The first tasks there is to enumerate all the tables in the database. Obviously, there is only one which will be useful for us: cyberEmployees.

We then extract all the data in the table using the following SQLI:

X-Forwarded-for: " OR 1=(SELECT IF(SUBSTRING((SELECT password FROM cyberEmployees LIMIT 4,1),22,1) = 'd',0,1))

For each row we get a username, a password (hashed) and a role. A quick analysis, reveals that passwords are hashed using SHA1.

We can crack most of the passwords in a short amount of time, but only the last one will be useful for us as the user "boris" is the only one with an admin role (password ="severnaya").

We can now connect to the admin part of the website, which reveals the flag and the link to the next Google Doc:

"CCC4{S3t_th3_c0ntr0ls_f0r_th3_h34rt_0f_th3_sun} - https://goo.gl/wvgJFl"

Challenge 5 - CheckPoint Firewall (Misc)

This challenge is quite unusual for a CTF but clearly reflects daily activities at Navixia.

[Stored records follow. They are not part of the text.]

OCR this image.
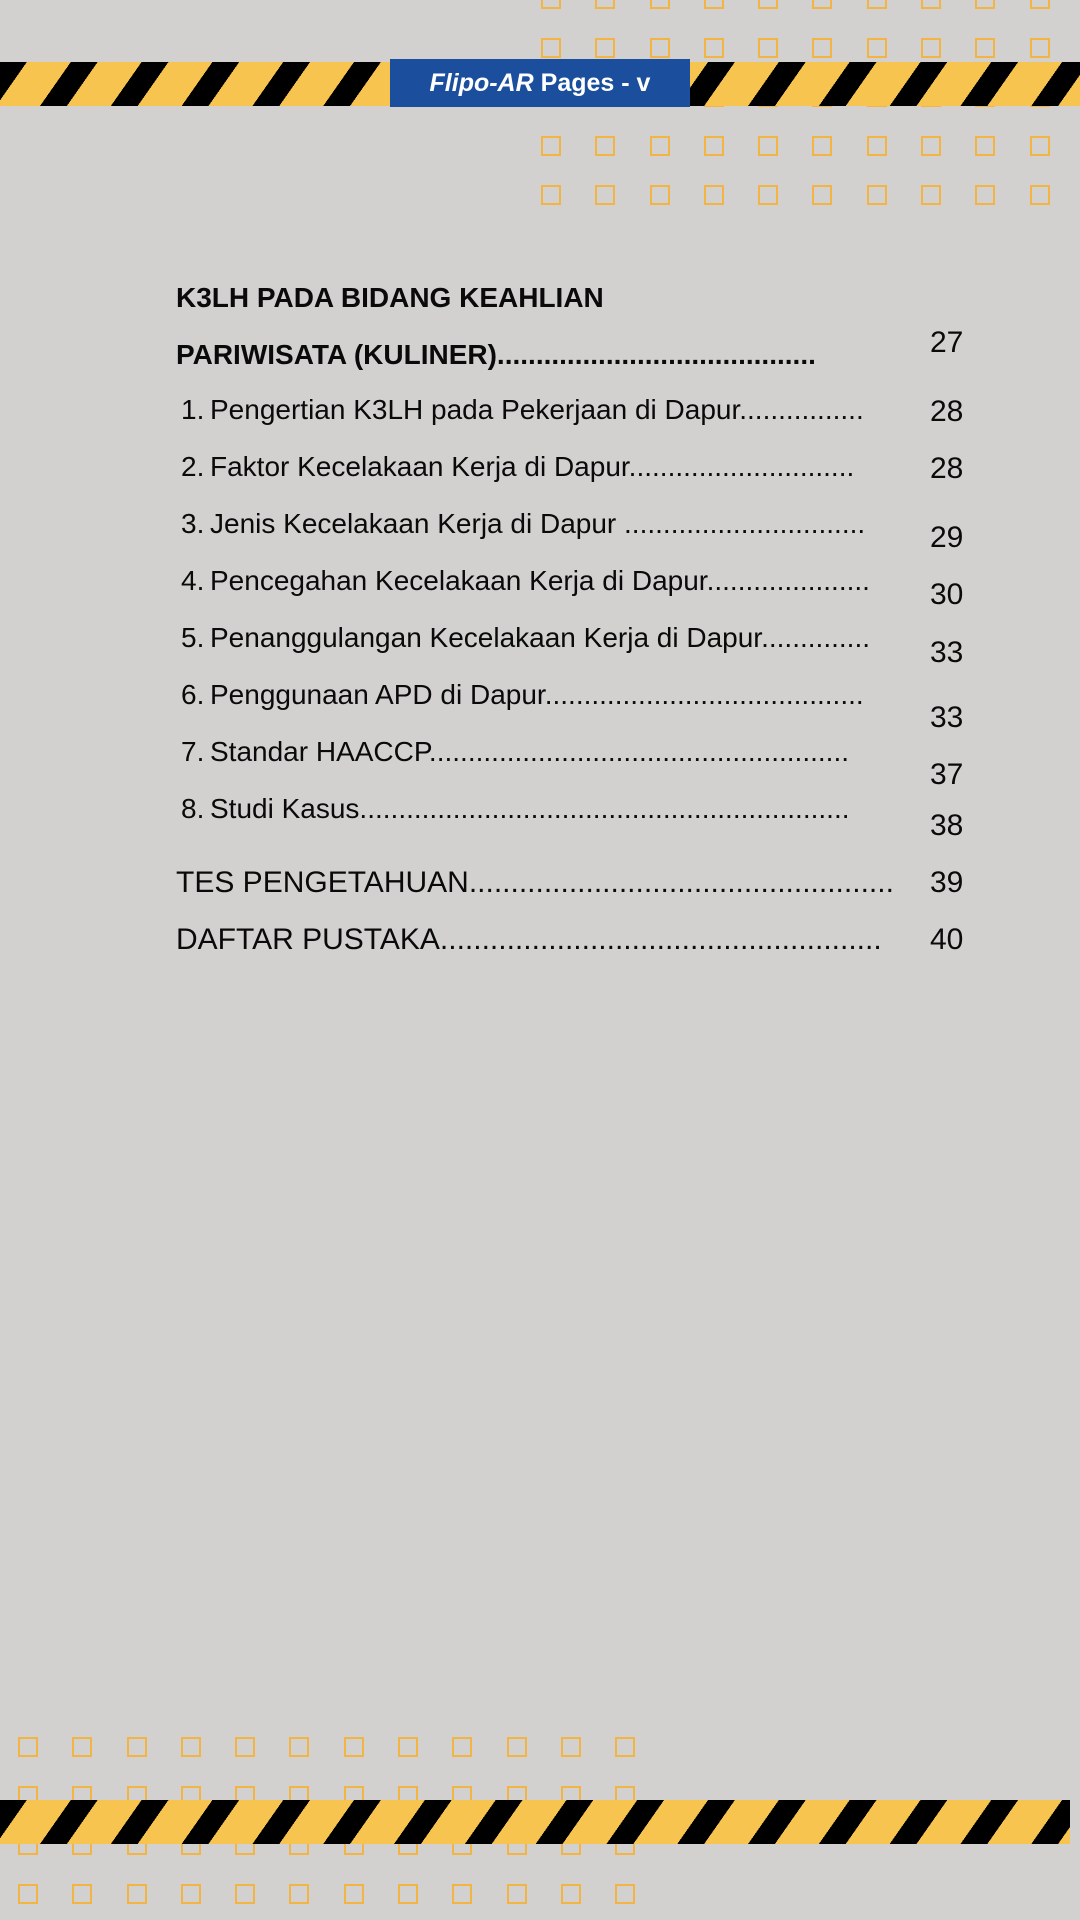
Flipo-AR Pages - v
K3LH PADA BIDANG KEAHLIAN
PARIWISATA (KULINER).........................................	27
1. Pengertian K3LH pada Pekerjaan di Dapur................ 28
2. Faktor Kecelakaan Kerja di Dapur.............................	28
3. Jenis Kecelakaan Kerja di Dapur ............................... 29
4. Pencegahan Kecelakaan Kerja di Dapur..................... 30
5. Penanggulangan Kecelakaan Kerja di Dapur.............. 33
6. Penggunaan APD di Dapur.........................................
33
7. Standar HAACCP......................................................
37
8. Studi Kasus...............................................................
38
TES PENGETAHUAN................................................... 39
DAFTAR PUSTAKA..................................................... 40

As a company selling security products, Navixia engineers will not only perform security assessments but will also need to be ready to integrate security solutions.

The player is provided with a hostname and credentials (trinity:Z1ON0101). On accessing f1r3w411.cybercheese.io, the player will get the Web UI of a CheckPoint firewall.

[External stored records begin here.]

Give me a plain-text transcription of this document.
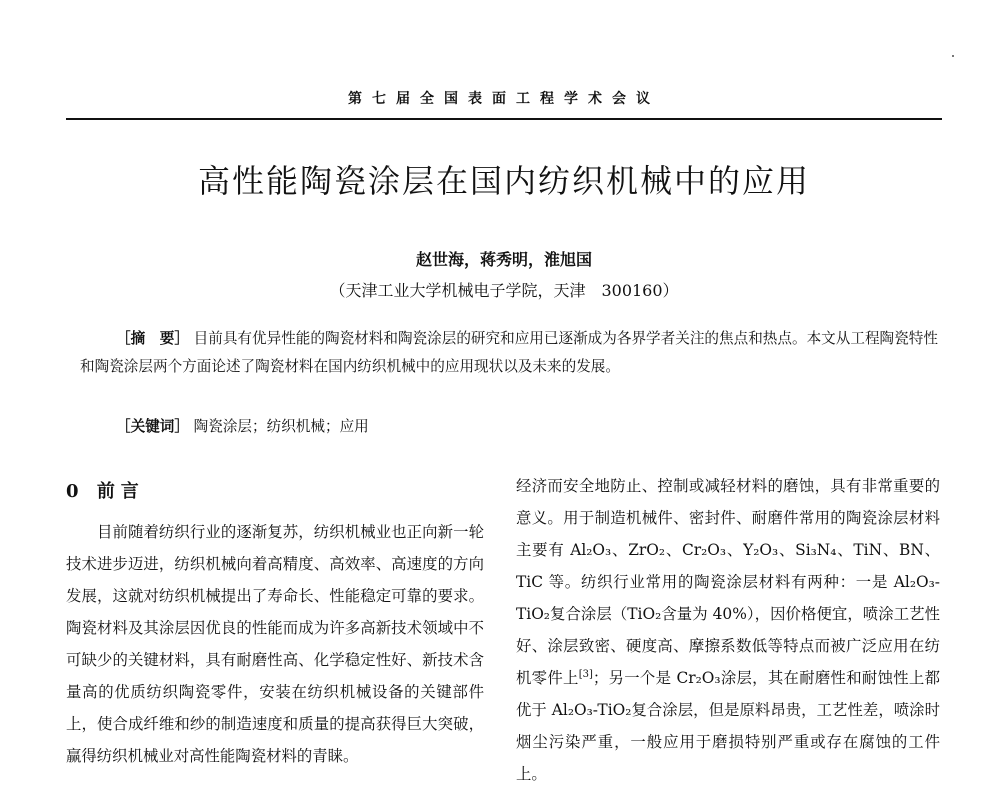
第七届全国表面工程学术会议
高性能陶瓷涂层在国内纺织机械中的应用
赵世海，蒋秀明，淮旭国
（天津工业大学机械电子学院，天津　300160）
［摘　要］ 目前具有优异性能的陶瓷材料和陶瓷涂层的研究和应用已逐渐成为各界学者关注的焦点和热点。本文从工程陶瓷特性和陶瓷涂层两个方面论述了陶瓷材料在国内纺织机械中的应用现状以及未来的发展。
［关键词］ 陶瓷涂层；纺织机械；应用
0 前言
目前随着纺织行业的逐渐复苏，纺织机械业也正向新一轮技术进步迈进，纺织机械向着高精度、高效率、高速度的方向发展，这就对纺织机械提出了寿命长、性能稳定可靠的要求。陶瓷材料及其涂层因优良的性能而成为许多高新技术领域中不可缺少的关键材料，具有耐磨性高、化学稳定性好、新技术含量高的优质纺织陶瓷零件，安装在纺织机械设备的关键部件上，使合成纤维和纱的制造速度和质量的提高获得巨大突破，赢得纺织机械业对高性能陶瓷材料的青睐。
经济而安全地防止、控制或减轻材料的磨蚀，具有非常重要的意义。用于制造机械件、密封件、耐磨件常用的陶瓷涂层材料主要有 Al₂O₃、ZrO₂、Cr₂O₃、Y₂O₃、Si₃N₄、TiN、BN、TiC 等。纺织行业常用的陶瓷涂层材料有两种：一是 Al₂O₃-TiO₂复合涂层（TiO₂含量为 40%），因价格便宜，喷涂工艺性好、涂层致密、硬度高、摩擦系数低等特点而被广泛应用在纺机零件上[3]；另一个是 Cr₂O₃涂层，其在耐磨性和耐蚀性上都优于 Al₂O₃-TiO₂复合涂层，但是原料昂贵，工艺性差，喷涂时烟尘污染严重，一般应用于磨损特别严重或存在腐蚀的工件上。
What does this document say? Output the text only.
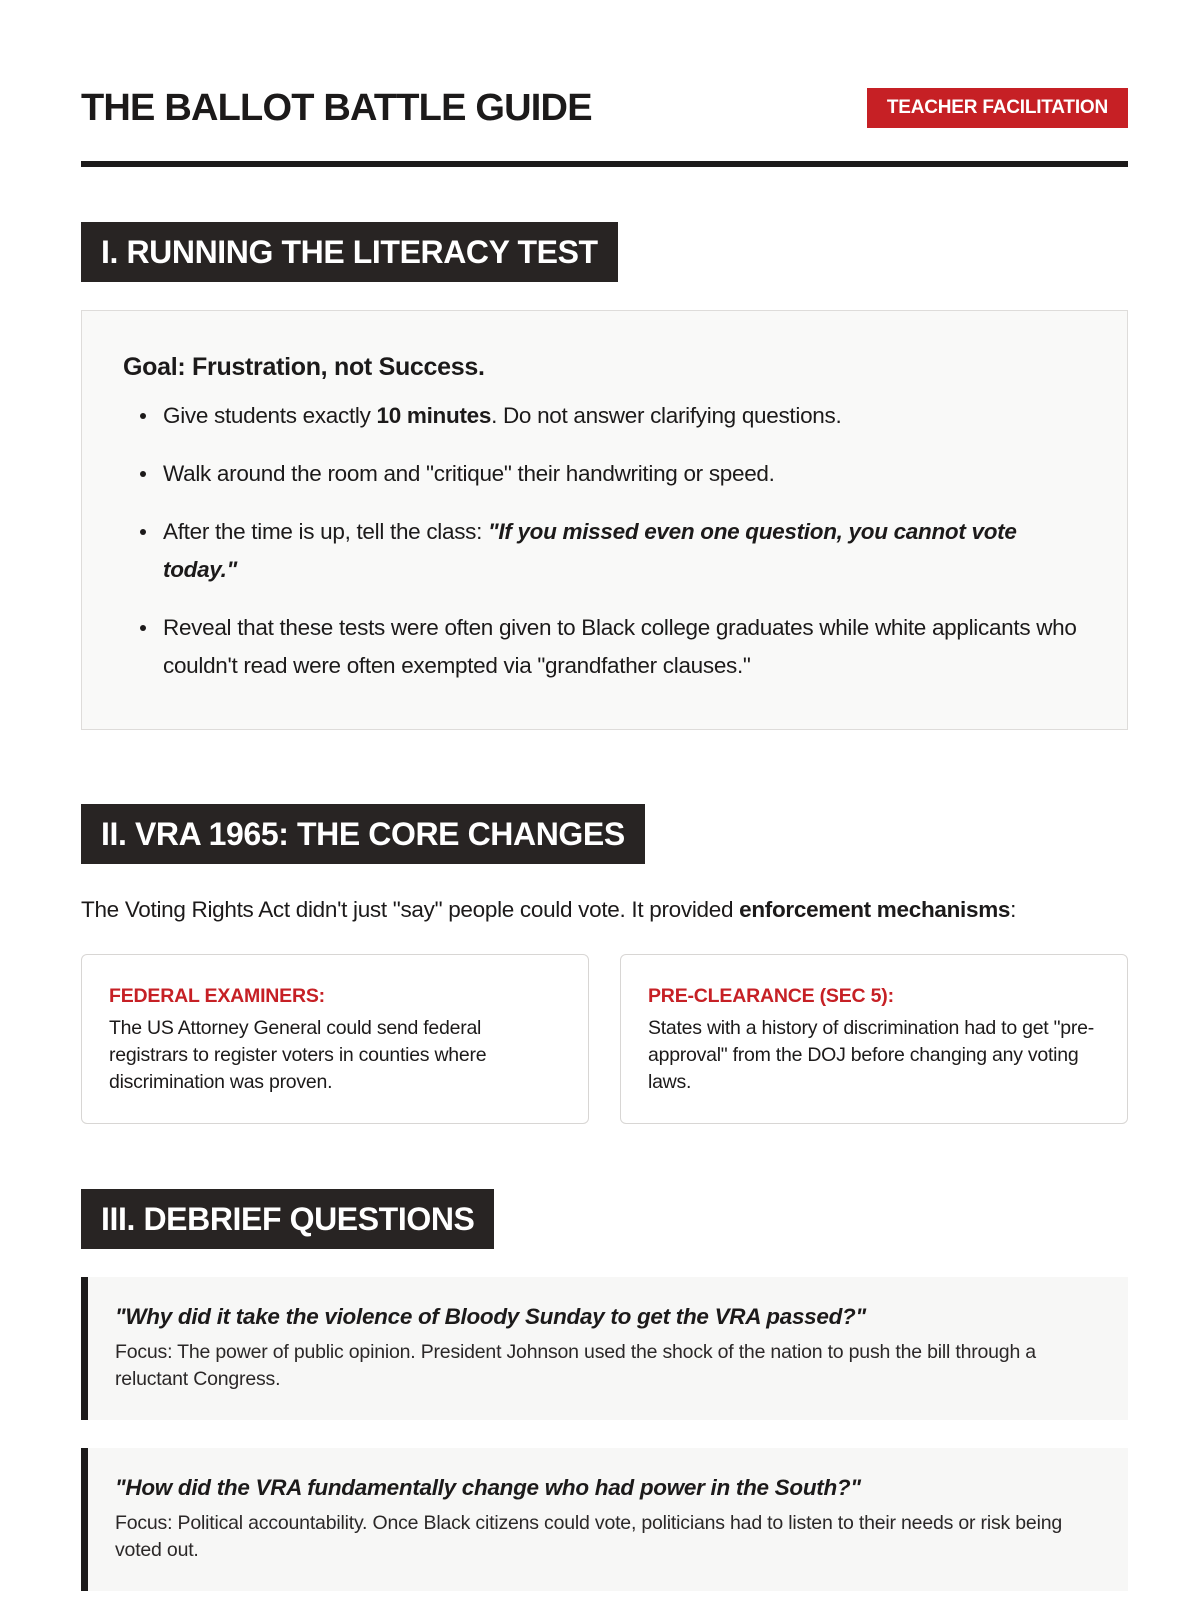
THE BALLOT BATTLE GUIDE	TEACHER FACILITATION
I. RUNNING THE LITERACY TEST

Goal: Frustration, not Success.

Give students exactly 10 minutes. Do not answer clarifying questions.
Walk around the room and "critique" their handwriting or speed.
After the time is up, tell the class: "If you missed even one question, you cannot vote today."
Reveal that these tests were often given to Black college graduates while white applicants who couldn't read were often exempted via "grandfather clauses."
II. VRA 1965: THE CORE CHANGES

The Voting Rights Act didn't just "say" people could vote. It provided enforcement mechanisms:

FEDERAL EXAMINERS:

The US Attorney General could send federal registrars to register voters in counties where discrimination was proven.

PRE-CLEARANCE (SEC 5):

States with a history of discrimination had to get "pre-approval" from the DOJ before changing any voting laws.

III. DEBRIEF QUESTIONS

"Why did it take the violence of Bloody Sunday to get the VRA passed?"

Focus: The power of public opinion. President Johnson used the shock of the nation to push the bill through a reluctant Congress.

"How did the VRA fundamentally change who had power in the South?"

Focus: Political accountability. Once Black citizens could vote, politicians had to listen to their needs or risk being voted out.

After authentication, a Message Of The Day (MOTD) will be displayed: 'One rule to rule them all!'

This hint invites the player to access the rules/policy of the firewall. To access to the CheckPoint Firewall policy, the player needs to download a desktop application (SmartConsole) and connect to the firewall through the SmartConsole.

The player, by reading the firewall policy, should understand that he needs to send an e-mail to the HR_Admin internal CheckPoint user. The HR_Admin user will have the last flag as one of its properties ("CCC5{Ch3ckP01nt_Ch4rl13}") and the player will be invited to send all the collected flag to a unique email address created for the CTF.